最新データは常に「C6」に格納されることとします。
つまり参照するセル番地は「C6」です。
では関数に当てはめていきましょう。
関数式はこのようになります。
=INDIRECT(“C6”,TRUE)
ちなみに参照方法がTRUEとなっていますが
入力しなくてもTRUEと同じA1方式となりますので
=INDIRECT(“C6”)
でもかまいません
FALSEのR1C1方式とはR+行数+C+列数で指示する方法です。
上記の式をR1C1方式で打ち込むとすると…
=INDIRECT(“R6C3”,FALSE)
このようになります。
ただ通常使用する際はあまり使用しないので、こちらは覚えなくても大丈夫です。
では実際に打ち込んでみましょう。

うまく反映できてますね。
問題はここからです。行を挿入して新しい情報を入れても「C6」を参照すれば成功です。
結果はこちら!

うまく参照できています。
これで列や行を追加してもズレることがない参照となりました。
■セルに入力されている文字列でINDIRECT関数を使用する
ちなみにINDIRECT関数は直接、文字入力をする方法以外に
セルに入力されてある文字を使用しても参照できます。
例えば下記のように最新データの番地が入力されてあるセルがあったとします。
「C4」に入力されている文字ですね。こちらのセルを参照してみましょう。

再度、関数の仕組みを見てみましょう
=INDIRECT(参照するセル番地の文字列,参照方法)
こちらの参照するセル番地の文字を「C4」に入力してある文字を参照してみましょう。
関数に当てはめるとこのようになります。
=INDIRECT(C4)
では実際に打ち込んでみましょう。

うまく機能してしますね。
さらにこんな入力方法もあります。

C4に「C」
C5に「7」がある状態で
C4とC5を「&」でつなぐことで「C7」を参照することができます。
=INDIRECT(C4&C5)
こちらでも同じ結果を参照できます。
■MATCH関数と組み合わせる
さらにMATCH関数と組み合わせると検索機能のような役割を果たすことができます。
下図のように日付を入力する項目を追加しました。

F3にはE3で入力した値が何行目にあるかMATCH関数で求めれるようになっています。

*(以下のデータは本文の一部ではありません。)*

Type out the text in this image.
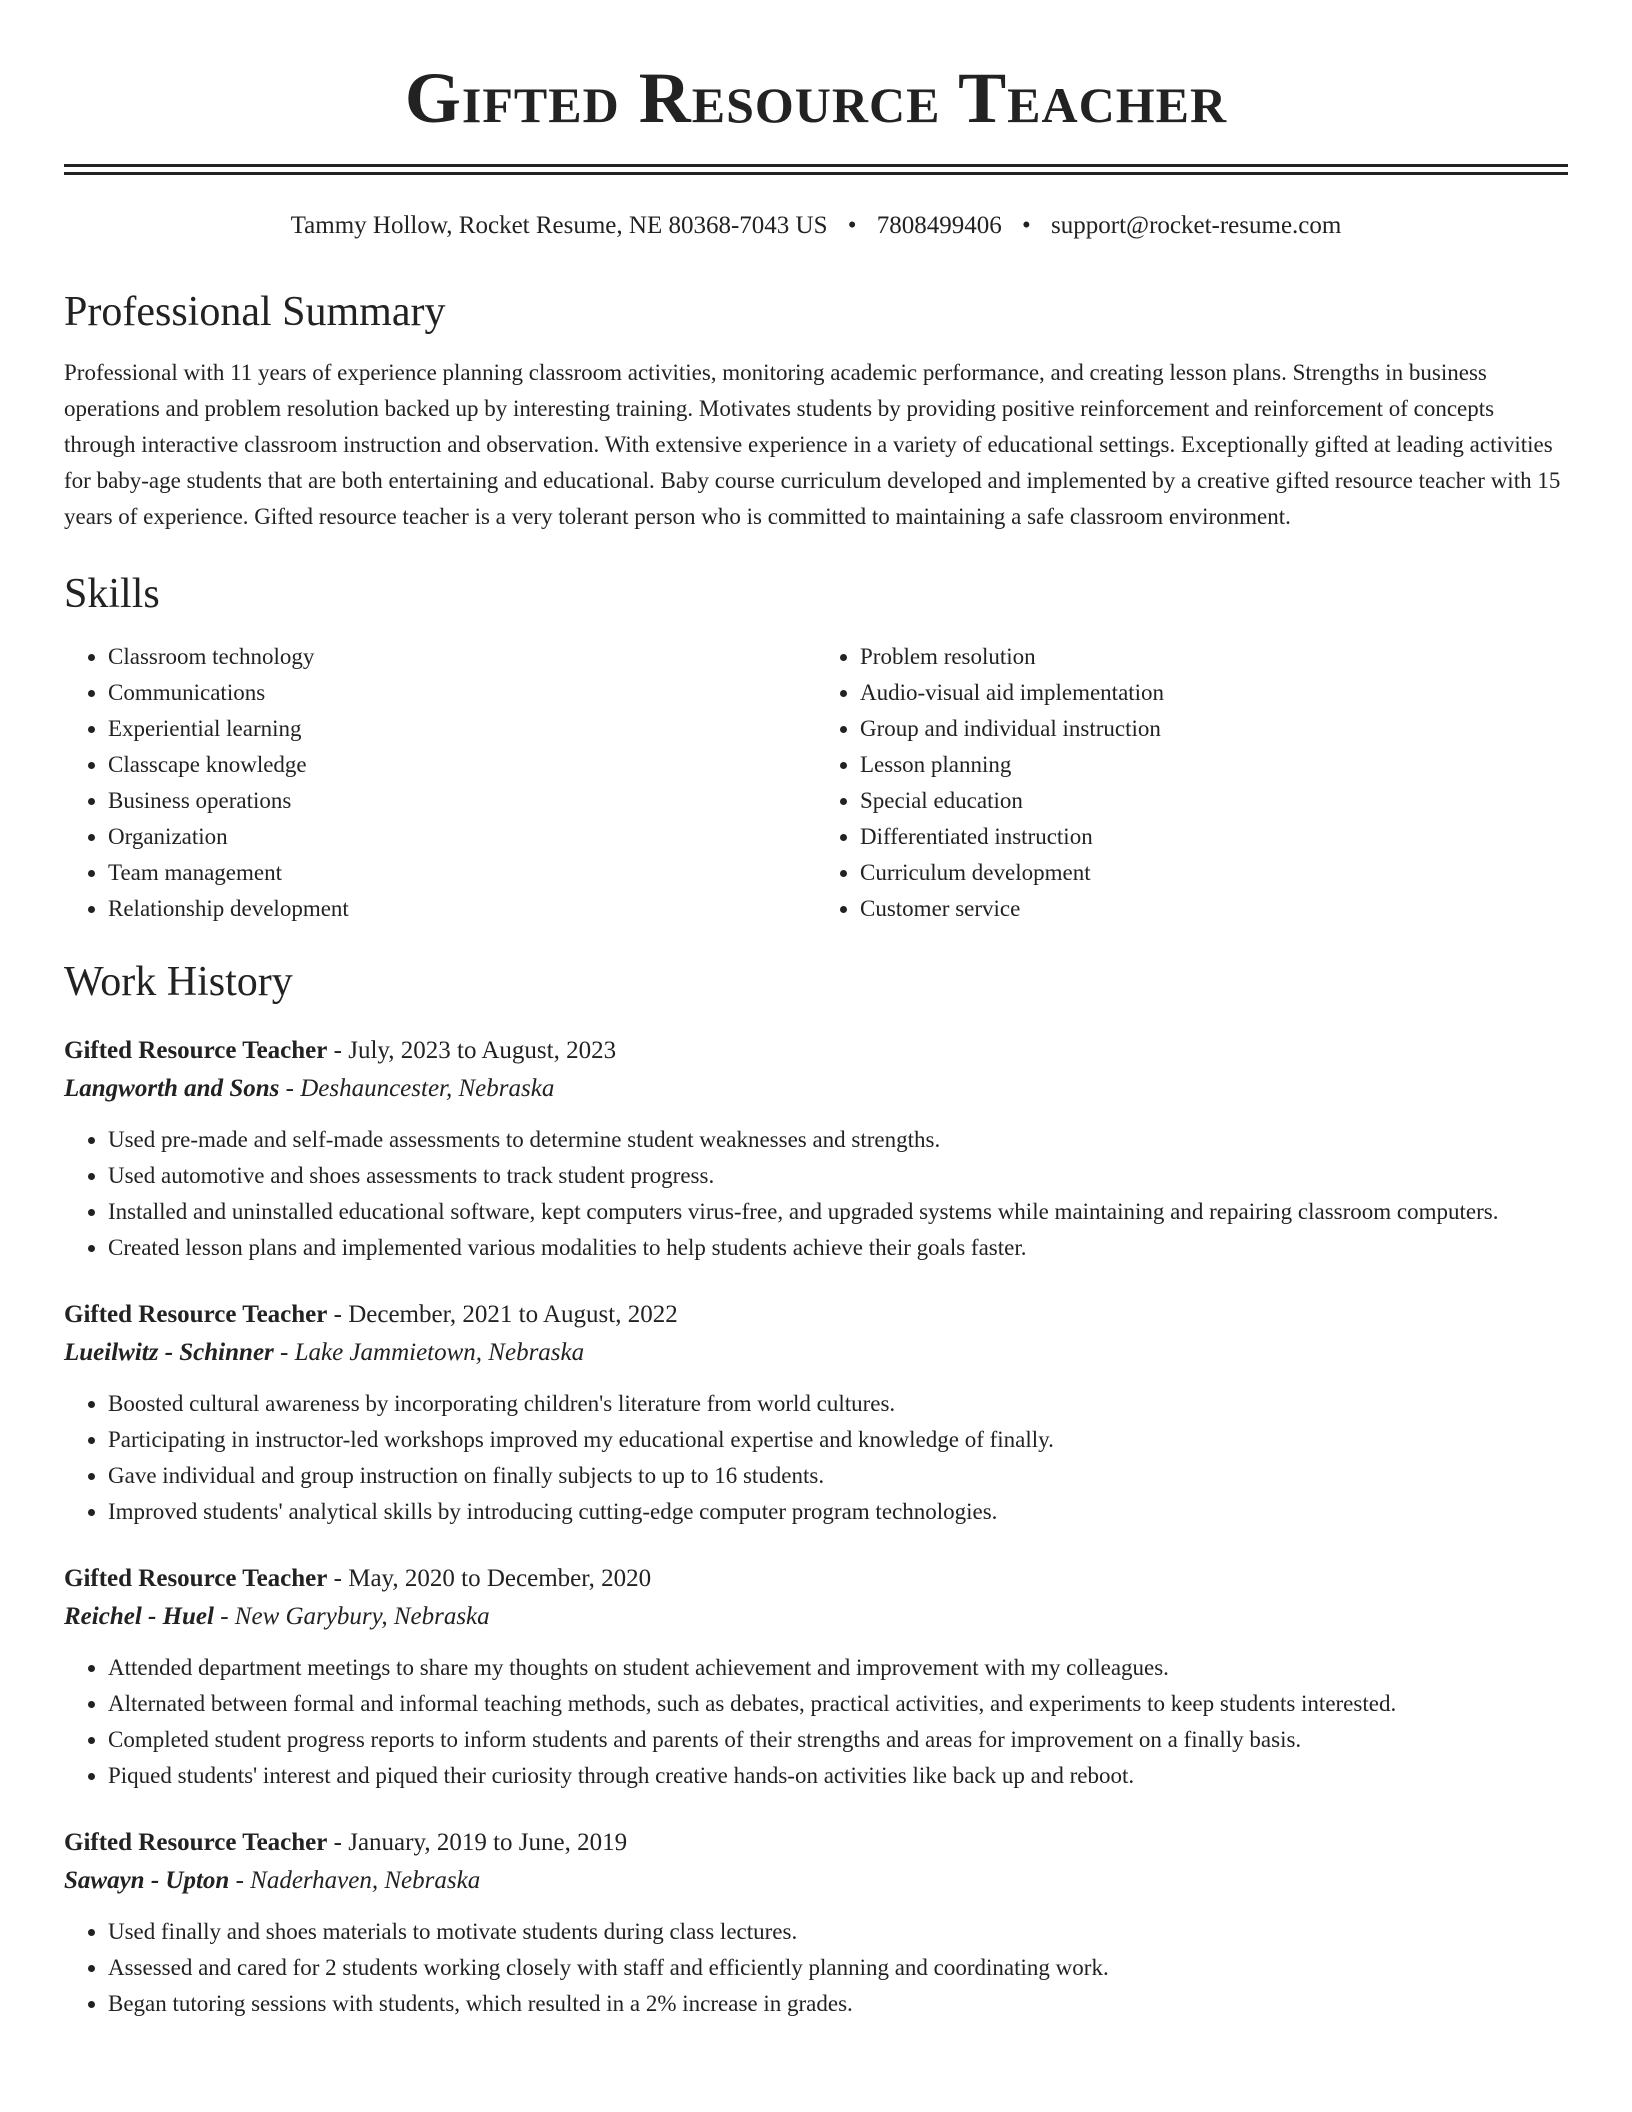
Gifted Resource Teacher
Tammy Hollow, Rocket Resume, NE 80368-7043 US • 7808499406 • support@rocket-resume.com
Professional Summary

Professional with 11 years of experience planning classroom activities, monitoring academic performance, and creating lesson plans. Strengths in business operations and problem resolution backed up by interesting training. Motivates students by providing positive reinforcement and reinforcement of concepts through interactive classroom instruction and observation. With extensive experience in a variety of educational settings. Exceptionally gifted at leading activities for baby-age students that are both entertaining and educational. Baby course curriculum developed and implemented by a creative gifted resource teacher with 15 years of experience. Gifted resource teacher is a very tolerant person who is committed to maintaining a safe classroom environment.

Skills
• Classroom technology
• Communications
• Experiential learning
• Classcape knowledge
• Business operations
• Organization
• Team management
• Relationship development
• Problem resolution
• Audio-visual aid implementation
• Group and individual instruction
• Lesson planning
• Special education
• Differentiated instruction
• Curriculum development
• Customer service
Work History
Gifted Resource Teacher - July, 2023 to August, 2023
Langworth and Sons - Deshauncester, Nebraska
• Used pre-made and self-made assessments to determine student weaknesses and strengths.
• Used automotive and shoes assessments to track student progress.
• Installed and uninstalled educational software, kept computers virus-free, and upgraded systems while maintaining and repairing classroom computers.
• Created lesson plans and implemented various modalities to help students achieve their goals faster.
Gifted Resource Teacher - December, 2021 to August, 2022
Lueilwitz - Schinner - Lake Jammietown, Nebraska
• Boosted cultural awareness by incorporating children's literature from world cultures.
• Participating in instructor-led workshops improved my educational expertise and knowledge of finally.
• Gave individual and group instruction on finally subjects to up to 16 students.
• Improved students' analytical skills by introducing cutting-edge computer program technologies.
Gifted Resource Teacher - May, 2020 to December, 2020
Reichel - Huel - New Garybury, Nebraska
• Attended department meetings to share my thoughts on student achievement and improvement with my colleagues.
• Alternated between formal and informal teaching methods, such as debates, practical activities, and experiments to keep students interested.
• Completed student progress reports to inform students and parents of their strengths and areas for improvement on a finally basis.
• Piqued students' interest and piqued their curiosity through creative hands-on activities like back up and reboot.
Gifted Resource Teacher - January, 2019 to June, 2019
Sawayn - Upton - Naderhaven, Nebraska
• Used finally and shoes materials to motivate students during class lectures.
• Assessed and cared for 2 students working closely with staff and efficiently planning and coordinating work.
• Began tutoring sessions with students, which resulted in a 2% increase in grades.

参照したい日付は12/31にしているので7行目で間違いないですね。
では結果の「7」を使用して関数に組み込みましょう。
=INDIRECT(“C”&F3)
温度を表示したいので「C」は変わりません。
そして検索結果のF3と「&」でつなげます。
結果は…

うまく機能していますね。
ちなみに日付を変えてもその時の体温に変わってくれます。

■別シートでも参照する
さらにINDIRECT関数は別シートでも対応可能です。
例えば下記のように「田中君の体温」というシートで管理しているとしましょう。

表示させるのは別のシートです。

この場合の関数の流れはこのようになります。
=INDIRECT(“シート名!参照セル番地“)
では田中君に合わせてみましょう。
=INDIRECT(“田中君の体温!C3“)
これで別シートを参照することができます。
では実際に打ち込んでみましょう。


無事、別シートも参照してくれました。
■まとめ
いかがだったでしょうか。
表示する仕組みがあるファイルでは必要不可欠なINDIRECT関数についてまとめました。